The soundtrack isn’t just background music; it’s the restaurant’s other half. In one section, the pitch-shifted Celine vocal feels like a secret handshake between the couple, their shared history pressed into vinyl. Nicole calls that her favourite moment. ‘It’s the sound of my childhood, but reimagined by him. That’s us.’
The fermenter’s library
If the music tells their story, the menu is its diary – not linear, but layered. Alex is obsessive about fermentation, using it to stretch the life and deepen the flavour of each ingredient. He speaks about his fermentations like some chefs speak about wine, recalling batches by taste memory alone.
‘Fermentation is my seasoning,’ he says.
“I’m at Khlong Toei market almost every day, even on my days off. I come back with things I’ve never seen before, and I’m inspired by the people who sell them.”


Some of the ferments travelled with them from Canada: a few vinegars, a clutch of SCOBYs, talismans from their earlier kitchen. ‘They were our starting point,’ Alex explains. ‘They’ll always be part of the story, even as the collection grows.’
One of his most telling dishes might be their Issan chocolate mousse with prawn-head caramel and grasshopper garum – a Frankenstein of technique, thrift and instinct. ‘It sounds crazy, but it eats like something familiar. That’s what I want.’
Hosting as an art form
Nothing Sacred doesn’t do table-turning. There’s one seating a night, ten people max. Nicole describes it less as service and more as hosting – tending to the room like a conductor might a chamber ensemble.
‘If it’s a smaller group, we work harder to keep conversation flowing,’ she says. ‘It’s not about being formal. It’s about making people feel looked after. They might forget the exact dish or song, but they’ll remember how they felt.’

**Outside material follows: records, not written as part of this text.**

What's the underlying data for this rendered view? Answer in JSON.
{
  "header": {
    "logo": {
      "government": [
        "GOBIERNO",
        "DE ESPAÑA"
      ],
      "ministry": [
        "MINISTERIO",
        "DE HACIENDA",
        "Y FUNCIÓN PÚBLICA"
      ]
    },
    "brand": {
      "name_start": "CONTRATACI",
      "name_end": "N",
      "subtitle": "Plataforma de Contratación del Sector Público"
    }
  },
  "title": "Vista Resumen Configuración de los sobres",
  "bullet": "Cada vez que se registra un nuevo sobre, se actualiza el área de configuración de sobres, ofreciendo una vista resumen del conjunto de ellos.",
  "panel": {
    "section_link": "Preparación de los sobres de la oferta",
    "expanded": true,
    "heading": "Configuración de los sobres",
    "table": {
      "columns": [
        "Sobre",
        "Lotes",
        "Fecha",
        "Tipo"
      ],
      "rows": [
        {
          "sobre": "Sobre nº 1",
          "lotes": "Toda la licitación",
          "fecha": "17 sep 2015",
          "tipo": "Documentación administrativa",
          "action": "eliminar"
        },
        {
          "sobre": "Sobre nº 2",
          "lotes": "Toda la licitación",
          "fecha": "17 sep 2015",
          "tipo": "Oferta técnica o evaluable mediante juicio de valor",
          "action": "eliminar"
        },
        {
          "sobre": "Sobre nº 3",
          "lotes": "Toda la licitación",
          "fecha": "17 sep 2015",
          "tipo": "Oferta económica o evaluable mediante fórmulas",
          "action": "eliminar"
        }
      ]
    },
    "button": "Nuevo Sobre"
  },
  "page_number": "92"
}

Nicole’s role covers everything that isn’t fire and knife. She is GM, sommelier, bartender, curator, coaster-maker, napkin-ironer. Alex works in broad strokes; Nicole handles the details that make the whole space hum. ‘I’ll spend hours finding the right fabric for a curtain or sanding down a piece of furniture. He’ll be in the kitchen or the studio.
“We’re working towards the same feeling, without having to agree on it. It’s just who we are.”
The next course
For now, the couple’s ambitions are modest but deliberate. They’re planning to add balcony seating to keep the experience communal without sacrificing intimacy. They’ve also launched House of Koji, a side project selling their shoyu and other ferments. ‘Our house-made shoyu is magic, if we do say so ourselves.’
Awards – whether Grammys or Michelin stars – are not the point. ‘Those things don’t change you the way you think they will,’ Alex says. ‘You have to enjoy the process.’

What they want guests to take away is harder to measure. ‘Reconnection,’ Nicole answers without hesitation. ‘We don’t want to be another Instagram stop,’ Nicole says. ‘We want people to leave remembering what it felt like, not just what they ate or heard.
‘With themselves, with creativity, with community. We want people to leave feeling inspired, a little lighter, and maybe a little braver.’
As the last of the diners filter out, the soundtrack fades, and the grill’s coals dim to ash. From the window, the old town night is back to its usual quiet. Inside, Nothing Sacred still feels like it’s holding its breath – waiting for tomorrow’s 10 seats, tomorrow’s soundtrack, tomorrow’s telling of the same, ever-evolving story.
And in a city whose culinary scene is increasingly global, transient and curated for quick thrills, that feels radical. In 10 seats, with charcoal smoke curling over a dish of fermented seafood, and a soundtrack that bends memory and expectation, Nothing Sacred stakes its claim as both sanctuary and stage – a place where Bangkok’s noise becomes part of the art, where two creators shape a night that will linger long after the door is closed.